"I" is a four-letter word

Homily - 14th Sunday in Ordinary Time (July 5, 2020)

I begin with a question. What is the most used pronoun in the English language? Yeah, by far, the pronoun we use most is the word “I”. I suppose that this makes sense. When we are babies, we’re dropped into this great, big world and, as we try to make sense of things, we start with what’s nearest to us - the I, the me, the self. 

Eventually we start to learn that there are things that are “not me” and we learn about you and him and her. But it’s not until much, much later that we start to learn about this thing called “us” and “we”.

And therein lies our problem. For some reason, once we’ve figured out the order of things - it’s very difficult for us to stop thinking in terms of me first, you second and then at some time much, much later - to think about the “us”. 

We like to believe that we sit at the center of our own universe. Take a look at the businesses that are most popular these days and you’ll see what I mean. Bookstores and libraries have entire sections devoted to self-help. Beauty supplies fill department stores. And gyms and fitness centers are filled with equipment designed to help us avoid the ravages of time. Me, me, and most importantly, me. 

Today’s gospel takes us to a different place. It turns everything on its head and, if we are willing, gives us a new way. 

Paraphrasing here, Jesus says in the gospel … everything that I am, everything that I do … all of my gifts come from the relationship that I have with my Father. It’s all about the “we”, so much so that even when Jesus talks about “I” it’s almost as if he does it in the plural form. For him, there is nothing but we.

Does that make sense? Our problem is that we want to focus on ourselves and then decide which pieces we will share with others. This is exactly backwards. Jesus says that by giving everything over to the “we”, something greater and perfect is created. And it’s perfect because it is unconditional love. 

Love isn’t about having the “feels” for someone. That’s lust, or a crush. 

True love is completely giving the self over to someone else, to the point where the “I” has no meaning anymore. Love can’t just be a collection of “me’s” in close proximity to one another. It needs to become something bigger and transformative. 
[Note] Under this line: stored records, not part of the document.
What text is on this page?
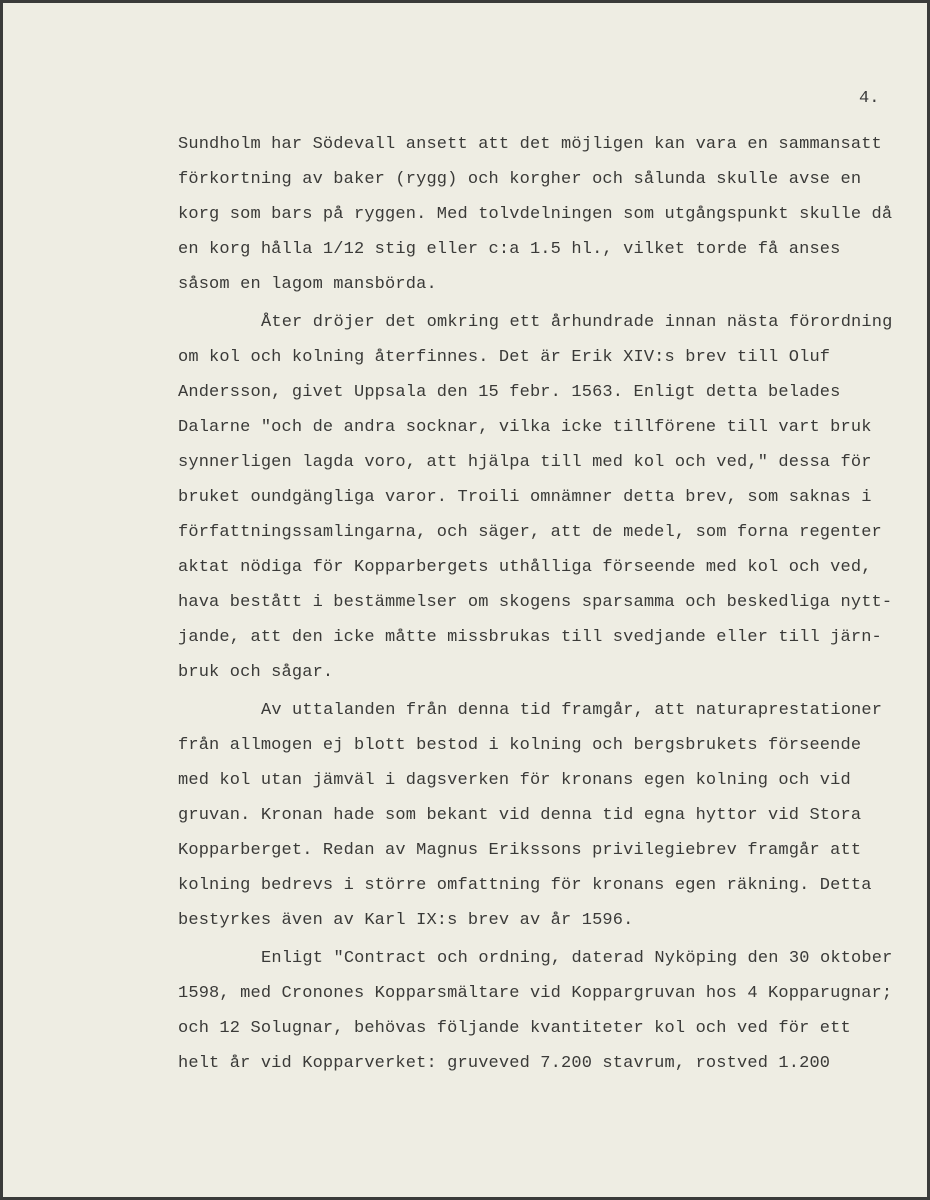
4.
Sundholm har Södevall ansett att det möjligen kan vara en sammansatt
förkortning av baker (rygg) och korgher och sålunda skulle avse en
korg som bars på ryggen. Med tolvdelningen som utgångspunkt skulle då
en korg hålla 1/12 stig eller c:a 1.5 hl., vilket torde få anses
såsom en lagom mansbörda.
Åter dröjer det omkring ett århundrade innan nästa förordning
om kol och kolning återfinnes. Det är Erik XIV:s brev till Oluf
Andersson, givet Uppsala den 15 febr. 1563. Enligt detta belades
Dalarne "och de andra socknar, vilka icke tillförene till vart bruk
synnerligen lagda voro, att hjälpa till med kol och ved," dessa för
bruket oundgängliga varor. Troili omnämner detta brev, som saknas i
författningssamlingarna, och säger, att de medel, som forna regenter
aktat nödiga för Kopparbergets uthålliga förseende med kol och ved,
hava bestått i bestämmelser om skogens sparsamma och beskedliga nytt-
jande, att den icke måtte missbrukas till svedjande eller till järn-
bruk och sågar.
Av uttalanden från denna tid framgår, att naturaprestationer
från allmogen ej blott bestod i kolning och bergsbrukets förseende
med kol utan jämväl i dagsverken för kronans egen kolning och vid
gruvan. Kronan hade som bekant vid denna tid egna hyttor vid Stora
Kopparberget. Redan av Magnus Erikssons privilegiebrev framgår att
kolning bedrevs i större omfattning för kronans egen räkning. Detta
bestyrkes även av Karl IX:s brev av år 1596.
Enligt "Contract och ordning, daterad Nyköping den 30 oktober
1598, med Cronones Kopparsmältare vid Koppargruvan hos 4 Kopparugnar;
och 12 Solugnar, behövas följande kvantiteter kol och ved för ett
helt år vid Kopparverket: gruveved 7.200 stavrum, rostved 1.200
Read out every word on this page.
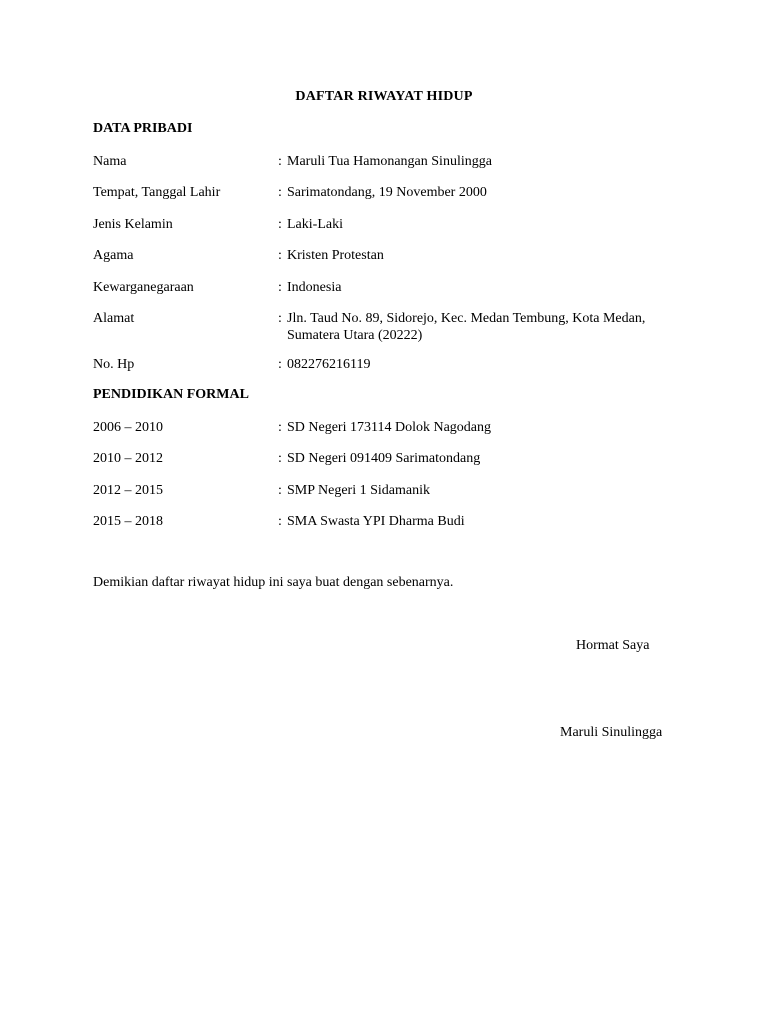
DAFTAR RIWAYAT HIDUP
DATA PRIBADI
Nama	: Maruli Tua Hamonangan Sinulingga
Tempat, Tanggal Lahir	: Sarimatondang, 19 November 2000
Jenis Kelamin	: Laki-Laki
Agama	: Kristen Protestan
Kewarganegaraan	: Indonesia
Alamat	: Jln. Taud No. 89, Sidorejo, Kec. Medan Tembung, Kota Medan, Sumatera Utara (20222)
No. Hp	: 082276216119
PENDIDIKAN FORMAL
2006 – 2010	: SD Negeri 173114 Dolok Nagodang
2010 – 2012	: SD Negeri 091409 Sarimatondang
2012 – 2015	: SMP Negeri 1 Sidamanik
2015 – 2018	: SMA Swasta YPI Dharma Budi
Demikian daftar riwayat hidup ini saya buat dengan sebenarnya.
Hormat Saya
Maruli Sinulingga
It’s like when two soap bubbles touch one another. Something amazing happens. They touch and the walls of each bubble disappear so that they become one, big bubble. The same must happen with love. 

This is hard for us because we’ve spent our entire lives focusing on ourselves first. Or, if we’re lucky, we’ve found one special person with whom we are willing to explore giving up ourselves. Good start, but what about the rest of the world? That is the radical truth of today’s gospel. Jesus tells us that we need to stop holding back. Stop being trapped in the loneliness of reserving love for I and me. That path leads to death. 

This can be frightening. Giving oneself can easily be thought of as losing oneself. 

This is the yoke in the gospel. We are afraid that love will bring burdens that we aren’t willing to bear. Jesus tells us that the answer to this is that we need to bring ourselves low. Taking the “I” from here (up) to here (down), giving room for the loving “we” to grow. He gives us the answers. We just need to be willing to trust and follow.

As we go out into the world today, remember the gospel. Challenge ourselves to love one another just as Jesus and his Father love one another. This is our calling - a radical realignment of how we love one another. And this will make all the difference in our journey back to our Father who loves us beyond all understanding.